Disclaimer: Our sentiment analysis is purely based on collected data from tweets on the social networking platform “Twitter”. The data is collected on an unbiased method. This analysis is solely for educational purposes.
In the following project, we use the sentiment140 dataset and uniondata dataset as training and testing data respectively. Firstly we perform the Lexicon-Based Sentiment Analyser to find out the count of positive and negative tweets from the union data.
Then comes the Machine Learning approach for sentiment analysis. In this technique, firstly the dataset are splited in X_train and X_test dataset to conduct training with X_train and test the performance with X_test. Following this, we clean up the test and training dataset and construct the feature vector of the training dataset.
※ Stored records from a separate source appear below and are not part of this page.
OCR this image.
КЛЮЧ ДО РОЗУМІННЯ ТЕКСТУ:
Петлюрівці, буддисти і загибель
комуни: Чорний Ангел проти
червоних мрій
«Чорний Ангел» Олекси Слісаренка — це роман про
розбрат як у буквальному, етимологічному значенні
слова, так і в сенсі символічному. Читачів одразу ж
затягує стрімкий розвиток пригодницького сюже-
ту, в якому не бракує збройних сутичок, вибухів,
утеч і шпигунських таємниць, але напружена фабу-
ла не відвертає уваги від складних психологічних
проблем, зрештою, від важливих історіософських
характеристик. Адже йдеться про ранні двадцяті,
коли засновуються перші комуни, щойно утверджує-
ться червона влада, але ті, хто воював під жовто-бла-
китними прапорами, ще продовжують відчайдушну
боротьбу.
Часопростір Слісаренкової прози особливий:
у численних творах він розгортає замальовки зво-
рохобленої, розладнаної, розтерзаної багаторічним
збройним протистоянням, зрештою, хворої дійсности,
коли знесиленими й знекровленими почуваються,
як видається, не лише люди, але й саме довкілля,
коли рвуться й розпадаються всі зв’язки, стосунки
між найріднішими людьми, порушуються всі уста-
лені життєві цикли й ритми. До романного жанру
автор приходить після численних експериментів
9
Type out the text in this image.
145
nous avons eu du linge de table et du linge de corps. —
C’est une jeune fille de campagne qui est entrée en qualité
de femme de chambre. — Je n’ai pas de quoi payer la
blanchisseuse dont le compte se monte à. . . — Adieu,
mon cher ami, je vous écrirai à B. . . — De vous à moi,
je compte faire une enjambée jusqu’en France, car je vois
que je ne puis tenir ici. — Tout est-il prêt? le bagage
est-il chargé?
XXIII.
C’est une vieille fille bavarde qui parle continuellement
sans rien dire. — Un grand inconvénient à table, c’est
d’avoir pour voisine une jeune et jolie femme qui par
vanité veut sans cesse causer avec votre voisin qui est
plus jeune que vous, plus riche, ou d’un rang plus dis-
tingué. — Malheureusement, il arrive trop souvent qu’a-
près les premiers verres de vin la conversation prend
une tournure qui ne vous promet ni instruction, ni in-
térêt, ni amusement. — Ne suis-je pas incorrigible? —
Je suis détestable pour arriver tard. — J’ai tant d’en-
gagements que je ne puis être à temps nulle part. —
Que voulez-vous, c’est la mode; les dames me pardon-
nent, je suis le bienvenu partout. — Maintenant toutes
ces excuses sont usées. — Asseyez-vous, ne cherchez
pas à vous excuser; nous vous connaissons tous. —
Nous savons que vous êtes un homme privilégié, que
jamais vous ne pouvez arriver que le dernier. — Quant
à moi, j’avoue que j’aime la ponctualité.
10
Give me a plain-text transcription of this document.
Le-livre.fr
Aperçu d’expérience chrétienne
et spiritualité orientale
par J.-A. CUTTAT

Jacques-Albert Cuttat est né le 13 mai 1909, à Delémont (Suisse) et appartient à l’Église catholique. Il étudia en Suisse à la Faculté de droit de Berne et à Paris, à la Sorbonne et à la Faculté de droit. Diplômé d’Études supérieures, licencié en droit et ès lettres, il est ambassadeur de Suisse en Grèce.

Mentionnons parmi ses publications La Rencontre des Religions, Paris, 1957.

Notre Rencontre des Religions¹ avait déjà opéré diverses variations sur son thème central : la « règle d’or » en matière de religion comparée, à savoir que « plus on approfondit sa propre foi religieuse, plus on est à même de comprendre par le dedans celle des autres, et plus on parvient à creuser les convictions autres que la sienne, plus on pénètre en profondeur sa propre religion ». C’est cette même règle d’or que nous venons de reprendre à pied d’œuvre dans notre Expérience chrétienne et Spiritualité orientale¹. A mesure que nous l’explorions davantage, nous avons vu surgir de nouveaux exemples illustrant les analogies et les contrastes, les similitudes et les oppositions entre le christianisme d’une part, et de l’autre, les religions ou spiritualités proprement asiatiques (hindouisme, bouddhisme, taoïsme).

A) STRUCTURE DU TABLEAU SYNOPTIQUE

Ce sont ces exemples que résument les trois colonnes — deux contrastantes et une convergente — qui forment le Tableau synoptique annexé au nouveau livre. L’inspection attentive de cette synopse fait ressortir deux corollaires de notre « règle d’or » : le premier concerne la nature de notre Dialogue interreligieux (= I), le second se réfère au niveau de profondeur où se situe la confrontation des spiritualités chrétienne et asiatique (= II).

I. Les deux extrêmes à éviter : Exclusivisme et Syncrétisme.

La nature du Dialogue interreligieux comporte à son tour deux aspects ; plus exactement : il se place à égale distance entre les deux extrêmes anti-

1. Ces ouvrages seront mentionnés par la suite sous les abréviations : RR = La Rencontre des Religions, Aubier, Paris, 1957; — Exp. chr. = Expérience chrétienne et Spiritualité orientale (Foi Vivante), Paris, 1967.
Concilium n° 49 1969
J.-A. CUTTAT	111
Then, we implement the classifiers constructing individual pipelines for each of them. Next, we train the dataset and store the performance metrics in a list. Lastly we show the positive and negative sentiment count for each classifier and see which classifier gives the best result.
Finally our aim is to answer our query, “The people like the new budget or not”.
Training Data Source:
Description: Sentiment140 Dataset (Last Accessed on: 27-07-2019)
Dataset name: train123.csv
Format: The data is a CSV with emoticons removed. Data file format has 6 fields:
- The polarity of the tweet (0 = negative, 4 = positive)
- The id of the tweet (2087)
- The date of the tweet (Sat May 16 23:58:44 UTC 2009)
- The query (lyx). If there is no query, then this value is NO_QUERY.
- The user that tweeted (robotickilldozr)
- The text of the tweet (Lyx is cool)
Test Data:
Description: This is a data collected specifically for this project.
Dataset name: test12.csv uniondata.csv tweetsdata.csv
Format:
- 709 rows
- 1 Column (tweets)
Requirements for data scraping:
-
The Advanced Search URL for tweets on Twitter for Union Budget 2019
-
Google Chrome with Web Scraper extension
-
Twitter Advanced Search Scraper (Last Accessed on: 27-07-2019)
Filename: code.ipynb